Simplicial and Conical Decomposition of Positively Spanning Sets

Abstract: We investigate the decomposition of a set $X$, which positively spans the Euclidean space $\mathbb{R}^{d}$ into a set of minimal positive bases, we call simplices, and into maximal sets positively spanning pointed cones, i.e. cones with exactly one apex. For any set $X$, let $\mathcal{S}(X)$ denote the set of simplex subsets of $X$, and let $\ell(X)$ denote the linear hull of $X$. The set $X$ is said to fulfill the factorisation condition if and only if for each subset $Y\subset X$ and each simplex $S\in\mathcal{S}(X)$, $\ell(Y)\cap\ell(S) = \ell(Y\cap S)$. We demonstrate that $X$ is a positive basis if and only if it is the union of most d simplices, and $X$ satisfies the factorization condition. In this case, $X$ contains a linear basis $B$ such that each simplex in $\mathcal{S}(X)$ has with $B$, all but one exactly one element in common.
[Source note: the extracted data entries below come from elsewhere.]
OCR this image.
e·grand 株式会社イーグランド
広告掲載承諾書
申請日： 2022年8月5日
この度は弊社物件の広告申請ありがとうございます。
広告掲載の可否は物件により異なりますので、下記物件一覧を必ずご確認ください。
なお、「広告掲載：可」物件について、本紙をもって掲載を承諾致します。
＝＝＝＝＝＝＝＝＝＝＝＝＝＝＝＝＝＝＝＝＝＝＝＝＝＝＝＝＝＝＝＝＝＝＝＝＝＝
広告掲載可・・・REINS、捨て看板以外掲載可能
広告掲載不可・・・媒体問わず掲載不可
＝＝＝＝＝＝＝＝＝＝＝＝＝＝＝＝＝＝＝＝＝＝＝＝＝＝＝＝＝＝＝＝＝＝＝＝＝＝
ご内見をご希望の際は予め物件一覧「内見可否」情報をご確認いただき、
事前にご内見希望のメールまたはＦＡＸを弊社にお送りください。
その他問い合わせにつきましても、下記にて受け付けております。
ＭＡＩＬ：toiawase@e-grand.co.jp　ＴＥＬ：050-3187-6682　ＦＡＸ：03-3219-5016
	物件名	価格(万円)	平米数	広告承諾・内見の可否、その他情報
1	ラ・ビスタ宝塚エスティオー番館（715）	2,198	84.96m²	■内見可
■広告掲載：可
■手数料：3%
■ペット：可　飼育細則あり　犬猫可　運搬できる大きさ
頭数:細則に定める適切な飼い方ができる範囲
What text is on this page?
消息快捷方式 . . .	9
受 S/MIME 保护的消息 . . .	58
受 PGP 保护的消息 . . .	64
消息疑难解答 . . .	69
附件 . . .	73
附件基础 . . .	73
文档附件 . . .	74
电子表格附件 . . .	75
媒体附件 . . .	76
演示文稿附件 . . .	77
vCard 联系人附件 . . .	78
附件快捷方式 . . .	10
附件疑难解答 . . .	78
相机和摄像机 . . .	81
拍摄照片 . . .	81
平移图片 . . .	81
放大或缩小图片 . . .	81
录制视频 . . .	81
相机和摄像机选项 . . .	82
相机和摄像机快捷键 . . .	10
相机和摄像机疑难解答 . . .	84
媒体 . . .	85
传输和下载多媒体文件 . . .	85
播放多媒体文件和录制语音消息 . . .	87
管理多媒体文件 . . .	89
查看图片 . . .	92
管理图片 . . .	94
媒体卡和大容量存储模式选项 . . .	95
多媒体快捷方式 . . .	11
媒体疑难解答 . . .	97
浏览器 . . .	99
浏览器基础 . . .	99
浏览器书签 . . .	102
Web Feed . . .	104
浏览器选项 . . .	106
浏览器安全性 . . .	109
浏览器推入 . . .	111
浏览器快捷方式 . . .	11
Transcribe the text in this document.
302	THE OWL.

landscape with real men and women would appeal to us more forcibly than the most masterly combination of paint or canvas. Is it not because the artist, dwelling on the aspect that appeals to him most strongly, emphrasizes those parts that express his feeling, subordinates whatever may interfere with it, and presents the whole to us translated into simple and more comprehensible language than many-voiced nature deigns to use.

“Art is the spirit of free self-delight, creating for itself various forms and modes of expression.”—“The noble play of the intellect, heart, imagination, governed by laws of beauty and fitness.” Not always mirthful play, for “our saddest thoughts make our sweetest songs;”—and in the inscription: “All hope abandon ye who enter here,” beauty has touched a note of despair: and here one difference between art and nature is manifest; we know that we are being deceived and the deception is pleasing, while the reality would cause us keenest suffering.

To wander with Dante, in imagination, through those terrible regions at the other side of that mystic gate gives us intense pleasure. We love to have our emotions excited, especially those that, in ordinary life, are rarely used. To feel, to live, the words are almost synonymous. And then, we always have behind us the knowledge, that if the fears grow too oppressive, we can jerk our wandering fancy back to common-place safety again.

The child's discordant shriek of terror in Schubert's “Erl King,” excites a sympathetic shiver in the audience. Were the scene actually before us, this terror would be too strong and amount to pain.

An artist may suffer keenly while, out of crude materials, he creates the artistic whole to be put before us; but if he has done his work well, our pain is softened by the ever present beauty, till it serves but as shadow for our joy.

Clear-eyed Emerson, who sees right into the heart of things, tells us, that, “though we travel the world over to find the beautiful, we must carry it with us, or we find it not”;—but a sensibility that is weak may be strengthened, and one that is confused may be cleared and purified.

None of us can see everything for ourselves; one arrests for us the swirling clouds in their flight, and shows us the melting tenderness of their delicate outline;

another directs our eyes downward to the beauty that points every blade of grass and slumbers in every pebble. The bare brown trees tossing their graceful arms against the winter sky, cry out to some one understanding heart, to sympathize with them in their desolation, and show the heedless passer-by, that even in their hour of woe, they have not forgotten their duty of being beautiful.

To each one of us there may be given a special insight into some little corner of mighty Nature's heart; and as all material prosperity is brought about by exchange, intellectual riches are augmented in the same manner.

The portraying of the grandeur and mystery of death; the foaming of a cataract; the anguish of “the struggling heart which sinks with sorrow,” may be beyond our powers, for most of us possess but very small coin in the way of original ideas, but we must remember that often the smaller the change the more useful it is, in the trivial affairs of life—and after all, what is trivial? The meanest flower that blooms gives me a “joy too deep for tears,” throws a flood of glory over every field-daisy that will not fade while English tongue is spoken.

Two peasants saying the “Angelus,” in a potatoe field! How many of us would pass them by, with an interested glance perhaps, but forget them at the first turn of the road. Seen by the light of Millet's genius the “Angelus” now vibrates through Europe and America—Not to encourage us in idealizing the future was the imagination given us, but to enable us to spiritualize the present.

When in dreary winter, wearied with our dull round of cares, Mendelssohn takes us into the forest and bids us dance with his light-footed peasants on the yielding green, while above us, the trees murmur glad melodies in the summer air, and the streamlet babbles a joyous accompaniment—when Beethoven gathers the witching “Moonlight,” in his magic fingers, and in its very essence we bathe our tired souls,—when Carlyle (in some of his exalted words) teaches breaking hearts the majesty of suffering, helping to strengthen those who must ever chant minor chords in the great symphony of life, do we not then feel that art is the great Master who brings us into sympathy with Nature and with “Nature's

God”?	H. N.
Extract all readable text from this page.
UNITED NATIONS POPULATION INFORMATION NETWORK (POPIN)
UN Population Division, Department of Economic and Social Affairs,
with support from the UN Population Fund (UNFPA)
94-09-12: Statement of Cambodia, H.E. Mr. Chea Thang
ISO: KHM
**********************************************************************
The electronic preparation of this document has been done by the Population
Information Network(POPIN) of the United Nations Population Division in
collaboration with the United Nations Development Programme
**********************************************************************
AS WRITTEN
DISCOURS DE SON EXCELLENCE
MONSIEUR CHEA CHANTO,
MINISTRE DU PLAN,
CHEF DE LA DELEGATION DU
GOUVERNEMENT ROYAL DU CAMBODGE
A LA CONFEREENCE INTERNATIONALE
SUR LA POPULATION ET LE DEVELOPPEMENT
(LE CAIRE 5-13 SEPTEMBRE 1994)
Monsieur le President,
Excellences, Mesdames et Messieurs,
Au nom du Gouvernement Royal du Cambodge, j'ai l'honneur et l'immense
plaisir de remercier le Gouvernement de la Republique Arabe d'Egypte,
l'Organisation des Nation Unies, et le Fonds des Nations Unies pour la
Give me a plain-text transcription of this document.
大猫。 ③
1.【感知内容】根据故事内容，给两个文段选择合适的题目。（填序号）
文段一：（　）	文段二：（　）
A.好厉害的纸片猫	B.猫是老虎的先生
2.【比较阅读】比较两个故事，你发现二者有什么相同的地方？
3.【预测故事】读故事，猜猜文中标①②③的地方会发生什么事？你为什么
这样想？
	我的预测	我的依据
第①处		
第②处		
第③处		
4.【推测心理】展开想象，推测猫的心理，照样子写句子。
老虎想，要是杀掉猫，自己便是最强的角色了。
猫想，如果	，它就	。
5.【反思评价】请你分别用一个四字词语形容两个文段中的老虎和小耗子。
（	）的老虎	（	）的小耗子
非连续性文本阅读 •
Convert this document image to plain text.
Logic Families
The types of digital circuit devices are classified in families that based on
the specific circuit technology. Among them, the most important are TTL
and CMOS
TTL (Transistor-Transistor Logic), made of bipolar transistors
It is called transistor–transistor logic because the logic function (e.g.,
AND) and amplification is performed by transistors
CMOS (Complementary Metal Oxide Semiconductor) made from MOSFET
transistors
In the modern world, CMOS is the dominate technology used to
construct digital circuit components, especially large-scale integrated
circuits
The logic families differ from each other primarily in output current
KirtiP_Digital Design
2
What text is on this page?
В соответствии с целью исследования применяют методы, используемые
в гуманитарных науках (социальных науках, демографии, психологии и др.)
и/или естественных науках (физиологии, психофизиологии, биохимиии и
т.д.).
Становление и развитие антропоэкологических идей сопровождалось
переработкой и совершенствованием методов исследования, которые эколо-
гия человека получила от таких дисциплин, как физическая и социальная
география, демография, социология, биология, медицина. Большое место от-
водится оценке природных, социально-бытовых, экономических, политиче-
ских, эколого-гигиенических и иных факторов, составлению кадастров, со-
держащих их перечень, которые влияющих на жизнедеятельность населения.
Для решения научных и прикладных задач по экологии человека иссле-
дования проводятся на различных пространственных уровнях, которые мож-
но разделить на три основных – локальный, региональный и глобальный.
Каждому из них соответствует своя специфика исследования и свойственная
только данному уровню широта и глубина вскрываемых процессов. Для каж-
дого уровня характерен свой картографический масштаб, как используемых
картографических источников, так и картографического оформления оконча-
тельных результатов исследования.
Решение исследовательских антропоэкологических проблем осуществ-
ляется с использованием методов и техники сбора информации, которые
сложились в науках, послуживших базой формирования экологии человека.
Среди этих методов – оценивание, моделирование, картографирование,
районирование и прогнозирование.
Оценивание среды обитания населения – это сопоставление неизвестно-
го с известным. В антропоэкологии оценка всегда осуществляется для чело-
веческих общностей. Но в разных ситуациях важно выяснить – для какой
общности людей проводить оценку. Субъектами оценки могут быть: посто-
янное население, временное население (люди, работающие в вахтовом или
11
We show that for sets positively spanning $\mathbb{R}^{d}$, the set of subbases of $X$ forms a boolean lattice, which can be embedded into the set $2^{\mathcal{S}(X)}$, with isomorphy for positive bases. Our second main result depending on the former is as follows. A finite set $X\subset\mathbb{R}^{d}\setminus{0}$ can be written as the union of at most $2^{d}$ maximal sets spanning pointed cones, which, if $X$ is a positive basis, are tantamount to frames of the cones. The inequality holds sharply if and only if $X$ is a cross, that is, a union of 1-simplices derived from a linear basis of $\mathbb{R}^{d}$. We also show that there can be at the most $2^{d}$ maximal subsets of $X$ spanning pointed cones, when intersections of two of them do not span a set of full dimension.